Abhyanga is the source of the essential oil ashram Bhasma, which has calming and calming effects on the nerves, muscles and cells. This oil originates from the stem or root of the plant. Rajasneha is the major ingredient of Raja-Bhasma, which has a cooling effect which reduces stress and tension. It also increases blood flow and improves the efficiency of the lymphatic system.

Ayurvedic massage therapist uses the ayurvedic massage techniques in a two-step process. In the initial stage, he/she prepares the environment for the treatment session. Steam or water is applied from a vat directly onto the skin of the individual or the massage therapist. The air is then circulated with the help of a ventilator or lovers. Some therapists prefer the"hot" method, which calls for applying warm oil directly to skin. Either way allows ample penetration of the essential oils for maximum benefits.

During the initial treatment, the patient is required to fast (doshas vata). The body is cleansed and the nerves, muscles, glands and detoxified. Once the man or woman is prepared physically, he/she is taken for their first massage. In this time, the massage therapist hunts for the affected regions, like the back, neck, throat and head, using a long, flexible needle (called a thal) called the yonibedha. Some therapists use the palms for soothing the skin, but others prefer to insert the thal into the skin through the fingertips.

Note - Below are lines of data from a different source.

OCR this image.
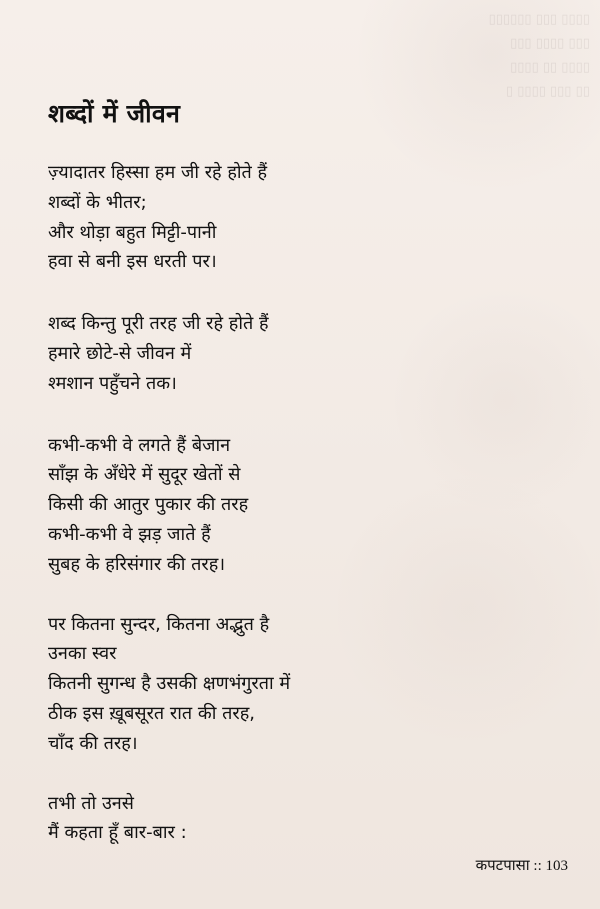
▯▯▯▯ ▯▯▯ ▯▯▯▯▯▯
▯▯▯ ▯▯▯▯ ▯▯▯
▯▯▯▯ ▯▯ ▯▯▯▯
▯▯ ▯▯▯ ▯▯▯▯ ▯
शब्दों में जीवन
ज़्यादातर हिस्सा हम जी रहे होते हैं
शब्दों के भीतर;
और थोड़ा बहुत मिट्टी-पानी
हवा से बनी इस धरती पर।
शब्द किन्तु पूरी तरह जी रहे होते हैं
हमारे छोटे-से जीवन में
श्मशान पहुँचने तक।
कभी-कभी वे लगते हैं बेजान
साँझ के अँधेरे में सुदूर खेतों से
किसी की आतुर पुकार की तरह
कभी-कभी वे झड़ जाते हैं
सुबह के हरिसंगार की तरह।
पर कितना सुन्दर, कितना अद्भुत है
उनका स्वर
कितनी सुगन्ध है उसकी क्षणभंगुरता में
ठीक इस ख़ूबसूरत रात की तरह,
चाँद की तरह।
तभी तो उनसे
मैं कहता हूँ बार-बार :
कपटपासा :: 103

The thumb is usually placed inside the anus for stimulating the nerve endings there.

At the next stage, the essence of life force called prana or'life energy' is used by the therapist for activating the Kundalini. After this, the body is cleansed of all its toxins using herbal medicines (ayurvedic massage remedies). The masseur then stimulates the vata (the 4 things that make up the human body) with the help of the yonibedha so that he/she can bring back the balance in the energy flow of the body. It's from this stage that the true meaning of ayurvedic massage can be understood.

In the modern world, there is no scientific research to support the use of any Ayurvedic massage treatments, even though some Indian physicians prescribe it for an assortment of conditions. In Ayurvedic medicine, the treatment is always started after someone has been diagnosed with a disease. There are many people who consider Ayurvedic massage therapy as a complementary therapy to modern medicine due to its ability to reduce pain, relax the body, and stimulate the immune system. Even though the Ayurvedic massage therapy is not scientifically proven, lots of people believe in its healing effects.

Many westerners have turned to Ayurvedic massage techniques for treating injuries, aging, chronic disease, joint or muscle pains, etc.. Ayurvedic therapists usually use the thumbs, palms and fingers of the hand to provide relief to the patient. They also use natural and herbal ingredients with the aim of restoring the body to its pre-illness state. There is no doubt that Ayurvedic massage is one of the greatest forms of alternative medicine and is gaining more acceptance in the western society than ever before.